Antigenic changes in human albumin caused by reactivity with the occupational allergen diphenylmethane diisocyanate

Abstract

Diphenylmethane diisocyanate (MDI), the chemical commonly used as a cross-linking agent in commercial polyurethane production, is a well-recognized cause of asthma. Reaction products between MDI and "self" proteins are hypothesized to act as antigens capable of inducing airway inflammation and asthma; however, such MDI antigens remain incompletely understood. We used a variety of analytical methods to characterize the range of MDI-albumin reaction products that form under physiological conditions. Sites of MDI conjugation on antigenic MDI-albumin products, as defined by serum immunoglobulin G (IgG) from MDI-exposed workers, were determined by high-performance liquid chromatography (HPLC) followed by tandem mass spectrometry (MS/MS).
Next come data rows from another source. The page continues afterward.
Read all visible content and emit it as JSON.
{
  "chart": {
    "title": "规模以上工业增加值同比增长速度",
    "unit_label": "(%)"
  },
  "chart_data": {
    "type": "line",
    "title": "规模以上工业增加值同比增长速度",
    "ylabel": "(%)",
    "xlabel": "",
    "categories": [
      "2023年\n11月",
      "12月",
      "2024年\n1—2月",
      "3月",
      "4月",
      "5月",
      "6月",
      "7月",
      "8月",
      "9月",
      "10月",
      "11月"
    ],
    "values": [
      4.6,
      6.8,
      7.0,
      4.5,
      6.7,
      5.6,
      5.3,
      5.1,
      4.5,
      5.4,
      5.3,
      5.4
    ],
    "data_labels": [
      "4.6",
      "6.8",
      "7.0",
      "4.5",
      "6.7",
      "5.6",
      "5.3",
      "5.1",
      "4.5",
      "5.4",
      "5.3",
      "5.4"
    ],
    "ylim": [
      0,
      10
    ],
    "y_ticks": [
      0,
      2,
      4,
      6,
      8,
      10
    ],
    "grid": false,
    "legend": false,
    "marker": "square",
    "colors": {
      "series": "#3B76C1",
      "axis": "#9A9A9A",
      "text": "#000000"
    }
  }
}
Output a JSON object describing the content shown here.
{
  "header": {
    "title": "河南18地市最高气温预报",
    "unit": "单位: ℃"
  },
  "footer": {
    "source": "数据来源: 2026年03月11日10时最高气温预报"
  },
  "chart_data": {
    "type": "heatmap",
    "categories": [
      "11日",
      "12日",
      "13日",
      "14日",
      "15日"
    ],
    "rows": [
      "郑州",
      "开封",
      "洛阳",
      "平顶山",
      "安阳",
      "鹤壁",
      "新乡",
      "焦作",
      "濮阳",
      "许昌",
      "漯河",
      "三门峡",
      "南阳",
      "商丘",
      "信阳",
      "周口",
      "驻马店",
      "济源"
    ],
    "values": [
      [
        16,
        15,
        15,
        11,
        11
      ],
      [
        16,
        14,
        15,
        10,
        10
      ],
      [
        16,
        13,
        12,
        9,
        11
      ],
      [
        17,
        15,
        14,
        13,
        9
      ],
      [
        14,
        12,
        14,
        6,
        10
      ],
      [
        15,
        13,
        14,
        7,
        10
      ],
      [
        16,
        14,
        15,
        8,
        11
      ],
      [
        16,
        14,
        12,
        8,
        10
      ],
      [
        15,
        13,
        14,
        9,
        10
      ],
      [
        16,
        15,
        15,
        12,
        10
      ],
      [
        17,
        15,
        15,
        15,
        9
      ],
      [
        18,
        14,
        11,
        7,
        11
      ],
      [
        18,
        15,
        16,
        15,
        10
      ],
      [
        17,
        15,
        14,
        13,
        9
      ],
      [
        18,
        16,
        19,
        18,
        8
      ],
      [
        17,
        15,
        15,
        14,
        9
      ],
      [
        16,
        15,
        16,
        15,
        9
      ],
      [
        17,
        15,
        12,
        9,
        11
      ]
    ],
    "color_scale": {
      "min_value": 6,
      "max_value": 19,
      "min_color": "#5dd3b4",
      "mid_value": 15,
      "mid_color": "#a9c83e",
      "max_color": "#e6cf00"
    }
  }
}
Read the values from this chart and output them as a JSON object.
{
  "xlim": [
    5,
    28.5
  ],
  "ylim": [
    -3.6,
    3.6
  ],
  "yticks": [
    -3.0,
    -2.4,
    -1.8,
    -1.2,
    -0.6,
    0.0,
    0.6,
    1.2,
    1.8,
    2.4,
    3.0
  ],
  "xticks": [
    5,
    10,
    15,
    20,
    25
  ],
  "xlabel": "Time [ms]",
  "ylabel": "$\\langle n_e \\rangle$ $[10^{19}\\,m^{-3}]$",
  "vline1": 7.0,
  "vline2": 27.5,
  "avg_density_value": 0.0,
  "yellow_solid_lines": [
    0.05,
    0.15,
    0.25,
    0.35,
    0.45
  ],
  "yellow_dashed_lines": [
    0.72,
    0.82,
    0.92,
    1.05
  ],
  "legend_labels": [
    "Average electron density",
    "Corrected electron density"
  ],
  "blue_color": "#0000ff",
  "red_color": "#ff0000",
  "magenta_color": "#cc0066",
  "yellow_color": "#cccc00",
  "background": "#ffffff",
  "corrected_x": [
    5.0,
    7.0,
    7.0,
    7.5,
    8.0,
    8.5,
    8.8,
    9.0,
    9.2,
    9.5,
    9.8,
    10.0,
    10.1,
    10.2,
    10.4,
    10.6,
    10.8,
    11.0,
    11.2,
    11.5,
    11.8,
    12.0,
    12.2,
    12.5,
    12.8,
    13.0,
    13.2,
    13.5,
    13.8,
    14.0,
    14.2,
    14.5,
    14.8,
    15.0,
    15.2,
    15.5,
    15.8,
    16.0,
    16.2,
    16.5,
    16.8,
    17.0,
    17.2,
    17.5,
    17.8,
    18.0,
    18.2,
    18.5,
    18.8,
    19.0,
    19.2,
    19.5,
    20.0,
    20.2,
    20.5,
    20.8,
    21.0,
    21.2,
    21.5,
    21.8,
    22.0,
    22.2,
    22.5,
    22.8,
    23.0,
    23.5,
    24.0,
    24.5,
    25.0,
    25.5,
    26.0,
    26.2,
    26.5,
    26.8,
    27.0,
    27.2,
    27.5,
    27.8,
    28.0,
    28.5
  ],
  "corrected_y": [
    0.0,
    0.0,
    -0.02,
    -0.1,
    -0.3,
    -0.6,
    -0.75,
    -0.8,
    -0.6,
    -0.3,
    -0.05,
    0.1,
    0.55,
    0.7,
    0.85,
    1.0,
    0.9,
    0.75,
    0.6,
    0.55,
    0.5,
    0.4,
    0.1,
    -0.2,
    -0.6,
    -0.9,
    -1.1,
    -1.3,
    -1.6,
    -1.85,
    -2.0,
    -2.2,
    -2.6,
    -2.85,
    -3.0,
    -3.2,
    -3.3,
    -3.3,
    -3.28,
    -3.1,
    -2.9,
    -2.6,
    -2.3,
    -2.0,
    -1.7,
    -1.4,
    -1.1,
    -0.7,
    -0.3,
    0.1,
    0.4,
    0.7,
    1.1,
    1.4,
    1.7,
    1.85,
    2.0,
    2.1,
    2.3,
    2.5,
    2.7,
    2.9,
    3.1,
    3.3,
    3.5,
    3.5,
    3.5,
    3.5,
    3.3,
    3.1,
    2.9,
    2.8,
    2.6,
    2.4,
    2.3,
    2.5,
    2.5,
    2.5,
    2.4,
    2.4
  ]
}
The data identified 14 MDI conjugation sites (12 lysines and 2 asparagines) on human albumin and highlight reaction specificity for the second lysine in dilysine (KK) motifs, and this may be a common characteristic of "immune-sensitizing" chemicals. Several of the MDI conjugation sites are not conserved in albumin from other species, and this may suggest species differences in epitope specificity for self protein (albumin)-isocyanate conjugates. The study also describes new applications of contemporary proteomic methodology for characterizing and standardizing MDI-albumin conjugates destined for use in clinical research.

Fig. 1

MDI reactivity with human albumin changes its conformation and charge. Reaction products between MDI and human albumin were analyzed by electrophoresis under nonreducing/SDS conditions (A), reducing/SDS conditions (B), or native conditions (C). The relative amount of the reactants (MDI/albumin) at the beginning of the reactions was varied from 0 to 1000 μg MDI/mg albumin as indicated.

Fig. 2

Variability in ELISA detection of specific IgG by MDI–albumin conjugates. MDI–albumin conjugates generated with different amounts of MDI, ranging from 0 to 1000 μg MDI/mg albumin, were used (as antigens) to coat microtiter plates in an ELISA for human IgG binding using serum samples from 10 MDI-exposed subjects and 2 representative unexposed individuals. All serum samples were diluted 1:200. The y axis reflects the amount of specific IgG binding. All samples were tested in duplicate, and the results shown are representative of three independent experiments.

Fig. 3

Separation of MDI-conjugated (albumin) peptides by HPLC. Control (red) or MDI-conjugated (blue) albumin was trypsin digested and fractionated by HPLC as described in Materials and methods. The absorbance of the column elution at 245 nm (y axis) is plotted over time in minutes (x axis). Note different scales for the MDI–albumin samples (left axis) versus the control albumin samples (right axis). Data shown are representative of four independent experiments. (For interpretation of the references to color in this figure legend, the reader is referred to the Web version of this article.)

Fig. 4

Comparison of human versus other species' albumin and mapping of MDI conjugation sites. (A) Primary amino acid sequence of the mature albumin protein from human, bovine, and murine species (GenBank Accession Nos. ABS29264.1, AAA51411.1, and AAH49971.1 respectively) aligned using the constraint-based multiple alignment tool from the National Center for Biotechnology Information. MDI conjugation sites in human albumin are depicted as red letters, and those not conserved in murine and bovine albumin are circled. (B) Unique MDI conjugation sites in human albumin. (For interpretation of the references to color in this figure legend, the reader is referred to the Web version of this article.)

Fig. 5

Localization of MDI conjugation sites on human albumin. The sites of MDI conjugation identified by HPLC–MS/MS are highlighted on a three-dimensional representation of human albumin (1UOR) obtained from the protein/molecular modeling database and are displayed using the Cn3D program from the National Center for Biotechnology Information.

Fig. 6

Specificity of the human immune response to MDI: Dependence on human albumin. MDI–albumin conjugates were prepared with albumin from different species as described in Materials and methods and were used as antigens in an ELISA for specific human IgG binding (y axis). Representative experiments performed with serum from 3 MDI-exposed subjects and 1 unexposed control subject are shown.